Pacul tak menjelaskan secara detail empat lapis pasukan yang dimaksud. Ia turut mempertanyakan capres lainnya apakah mampu untuk menembus sistem pertahanan PDIP tersebut.

"Pertanyaannya, apakah Anies dan Pak Imin bisa menembus itu. Ya makanya kita lihat lapangan nanti. Tapi kami sudah deploy pasukan. Masukan sudah kita deploy semua," imbuh Pacul.

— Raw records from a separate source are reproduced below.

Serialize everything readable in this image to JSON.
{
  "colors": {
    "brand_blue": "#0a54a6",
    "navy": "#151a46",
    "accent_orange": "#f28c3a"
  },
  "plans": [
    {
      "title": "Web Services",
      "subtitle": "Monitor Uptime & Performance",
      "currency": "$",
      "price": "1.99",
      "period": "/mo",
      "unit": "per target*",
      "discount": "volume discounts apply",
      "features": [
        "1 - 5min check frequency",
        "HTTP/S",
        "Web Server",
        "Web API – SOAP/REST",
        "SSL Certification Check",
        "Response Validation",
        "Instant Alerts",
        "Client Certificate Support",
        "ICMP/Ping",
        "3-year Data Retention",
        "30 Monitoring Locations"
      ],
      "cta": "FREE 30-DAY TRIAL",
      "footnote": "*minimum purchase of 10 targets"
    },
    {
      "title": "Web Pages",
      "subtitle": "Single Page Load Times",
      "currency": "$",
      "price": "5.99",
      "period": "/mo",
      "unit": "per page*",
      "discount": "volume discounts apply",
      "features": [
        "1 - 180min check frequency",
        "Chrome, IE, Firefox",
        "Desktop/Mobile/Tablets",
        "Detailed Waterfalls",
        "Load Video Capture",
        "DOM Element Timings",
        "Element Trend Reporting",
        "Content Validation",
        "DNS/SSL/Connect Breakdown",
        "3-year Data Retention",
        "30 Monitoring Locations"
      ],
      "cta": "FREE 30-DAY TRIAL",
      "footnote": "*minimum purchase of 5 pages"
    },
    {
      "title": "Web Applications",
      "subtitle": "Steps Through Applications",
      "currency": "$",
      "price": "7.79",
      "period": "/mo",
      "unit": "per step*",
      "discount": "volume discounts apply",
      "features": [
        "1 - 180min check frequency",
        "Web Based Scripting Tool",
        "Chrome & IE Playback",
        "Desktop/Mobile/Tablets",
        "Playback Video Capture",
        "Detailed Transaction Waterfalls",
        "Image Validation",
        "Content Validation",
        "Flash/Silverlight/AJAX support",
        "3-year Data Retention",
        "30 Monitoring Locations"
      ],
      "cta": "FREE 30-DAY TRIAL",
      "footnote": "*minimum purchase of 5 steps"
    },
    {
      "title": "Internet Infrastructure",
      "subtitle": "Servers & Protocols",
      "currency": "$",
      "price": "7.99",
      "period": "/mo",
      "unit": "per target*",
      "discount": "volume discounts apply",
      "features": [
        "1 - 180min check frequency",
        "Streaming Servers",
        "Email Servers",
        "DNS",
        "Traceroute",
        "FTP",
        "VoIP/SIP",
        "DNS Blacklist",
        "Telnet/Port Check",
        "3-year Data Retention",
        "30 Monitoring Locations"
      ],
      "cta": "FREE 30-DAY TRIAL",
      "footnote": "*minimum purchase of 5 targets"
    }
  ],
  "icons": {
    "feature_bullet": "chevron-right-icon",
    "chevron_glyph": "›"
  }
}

Terpisah, Ketua DPP Bidang Teritorial Pemenangan Pemilu Partai Nasdem Effendy Choirie mengakui suara dari Anies Baswedan masih lemah di Jawa Tengah.

Namun, ia optimistis Anies dapat meraup suara signifikan di kawasan ini pada hari pencoblosan nanti.

Ia mengatakan Anies-Cak Imin akan mengambil formula tersendiri untuk mendongkrak suara.

Salah satunya mendekati warga Nahdlatul Ulama (NU) yang ada di Jateng untuk memaksimalkan suara Anies. Baginya, warga NU di Jateng masih memiliki basis massa signifikan.

"Iya pasti dekati warga NU. Langkahnya ya sama. Nanti itu digarap bersama NasDem dan PKB," kata pria yang akrab disapa Gus Choi, Kamis (22/9).

Sementara itu, Ketua Umum kelompok relawan Prabowo Subianto, 'Prabowo Mania 08' Immanuel Ebenezer atau Noel mengakui bila Jateng sekian lama ini merupakan basisnya PDIP.

Meski begitu, ia yakin Prabowo mampu berbuat banyak di Jateng untuk memperoleh suara signifikan di Pilpres 2024 nantinya.

"Kami yakin ke depan bukan soal merah atau PDIP, ini soal kepemimpinan nasional, dan masyarakat Jateng punya kesadaran itu. Ini soal kepemimpinan," kata Noel.

Noel mengklaim relawan pendukung Prabowo sudah kerap turun menggelar deklarasi di beberapa kawasan yang potensial di Jateng.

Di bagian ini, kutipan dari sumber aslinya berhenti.